卫冶叹了口气:“所以说……想过,但没想好。”
萧随泽忍了须臾,还是忍不住说:“阿冶,你对他们可真够好的,怨不得裴守家的弟弟三天两头念叨,怎麽没托生到你将来媳妇儿的肚里去。”
“想来就来呗。”卫冶对他笑,“总归一家子短命鬼,倒也不差这一个。”
“阿冶。”萧随泽正色道,“你的身子,究竟……”
卫冶忍无可忍地捏了个茶团塞进聒噪的肃王嘴里,真心诚意地说:“求你了,打进门起就开始惦记我身子,我现在如实告诉你,昨夜是去寻的顾芸娘,论着辈分那得是小姨,我再怎麽混账,清白也丢不到她身上。”
萧承玉看着他们俩瞎闹,忽然笑起来。
见人唰地扭头朝自己看,萧承玉十指微扣,无意识显出几分心绪不静:“我仔细想了想,若是朝中不太平,六部无处去,其实江左倒是个不错的去处,历来翰林都得在那儿待上几年……”
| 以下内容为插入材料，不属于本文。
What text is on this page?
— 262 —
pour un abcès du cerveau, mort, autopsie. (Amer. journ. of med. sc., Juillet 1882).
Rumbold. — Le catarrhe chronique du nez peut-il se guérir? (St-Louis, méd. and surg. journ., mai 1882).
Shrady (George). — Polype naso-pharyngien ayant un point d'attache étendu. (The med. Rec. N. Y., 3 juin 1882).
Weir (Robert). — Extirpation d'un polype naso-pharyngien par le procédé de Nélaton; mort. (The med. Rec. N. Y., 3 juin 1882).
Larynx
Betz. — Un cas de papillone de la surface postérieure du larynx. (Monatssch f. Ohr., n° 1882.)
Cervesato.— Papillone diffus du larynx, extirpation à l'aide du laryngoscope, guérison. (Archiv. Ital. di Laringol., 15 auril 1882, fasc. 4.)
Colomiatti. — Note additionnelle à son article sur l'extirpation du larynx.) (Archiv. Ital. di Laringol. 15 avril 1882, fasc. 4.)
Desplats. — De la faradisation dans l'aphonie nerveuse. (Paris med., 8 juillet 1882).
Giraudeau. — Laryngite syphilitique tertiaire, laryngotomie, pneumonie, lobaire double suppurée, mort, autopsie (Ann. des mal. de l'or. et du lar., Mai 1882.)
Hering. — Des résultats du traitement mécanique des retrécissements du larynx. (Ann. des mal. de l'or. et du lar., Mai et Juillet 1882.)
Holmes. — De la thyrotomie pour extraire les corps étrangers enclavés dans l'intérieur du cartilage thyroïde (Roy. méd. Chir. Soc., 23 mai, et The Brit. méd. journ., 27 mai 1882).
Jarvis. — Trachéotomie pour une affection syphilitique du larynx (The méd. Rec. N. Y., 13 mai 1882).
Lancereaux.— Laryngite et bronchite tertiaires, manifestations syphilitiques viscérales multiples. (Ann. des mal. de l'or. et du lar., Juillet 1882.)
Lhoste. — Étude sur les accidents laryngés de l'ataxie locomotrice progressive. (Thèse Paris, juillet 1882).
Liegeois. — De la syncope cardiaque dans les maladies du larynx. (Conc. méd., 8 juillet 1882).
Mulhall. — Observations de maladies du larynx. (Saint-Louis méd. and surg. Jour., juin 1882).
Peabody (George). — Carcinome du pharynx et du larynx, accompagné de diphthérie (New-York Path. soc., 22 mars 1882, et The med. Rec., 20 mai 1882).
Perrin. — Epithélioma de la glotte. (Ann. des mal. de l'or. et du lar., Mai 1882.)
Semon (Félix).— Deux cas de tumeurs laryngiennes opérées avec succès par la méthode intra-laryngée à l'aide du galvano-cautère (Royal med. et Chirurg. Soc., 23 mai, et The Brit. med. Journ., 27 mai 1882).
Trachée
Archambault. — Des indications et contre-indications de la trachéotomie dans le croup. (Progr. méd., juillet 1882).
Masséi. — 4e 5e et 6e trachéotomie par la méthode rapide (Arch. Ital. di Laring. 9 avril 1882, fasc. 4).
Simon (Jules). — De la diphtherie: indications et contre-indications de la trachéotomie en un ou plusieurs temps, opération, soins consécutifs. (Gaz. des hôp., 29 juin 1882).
“再说吧,翰林也不是什麽好去处。”卫冶打断了他的话,语气透着几分不容忽视的坚决,“实在不行,就随他们自己乐意。”
屋里热,燃金暖炉烘烤着人,咕噜噜的水汽开始往上翻腾。
空中再次飘起小雪,封长恭顺手抻开红绢伞,撑在了驻地远眺的李喧头上。
“太傅。”封长恭轻声唤了一句,跨步并肩而立,“天凉了,六殿下的病大概一时半会儿也难好,总不能您也冻着。”
李喧望着东宫方向眸色很冷,说道:“圣人远比我想得心狠,连太子都算计,这样的心性放在战乱中倒是镇军立威的一剂良药,可如今却不是件好事——十三,你生性其实与他肖似,但我希望你能克制。”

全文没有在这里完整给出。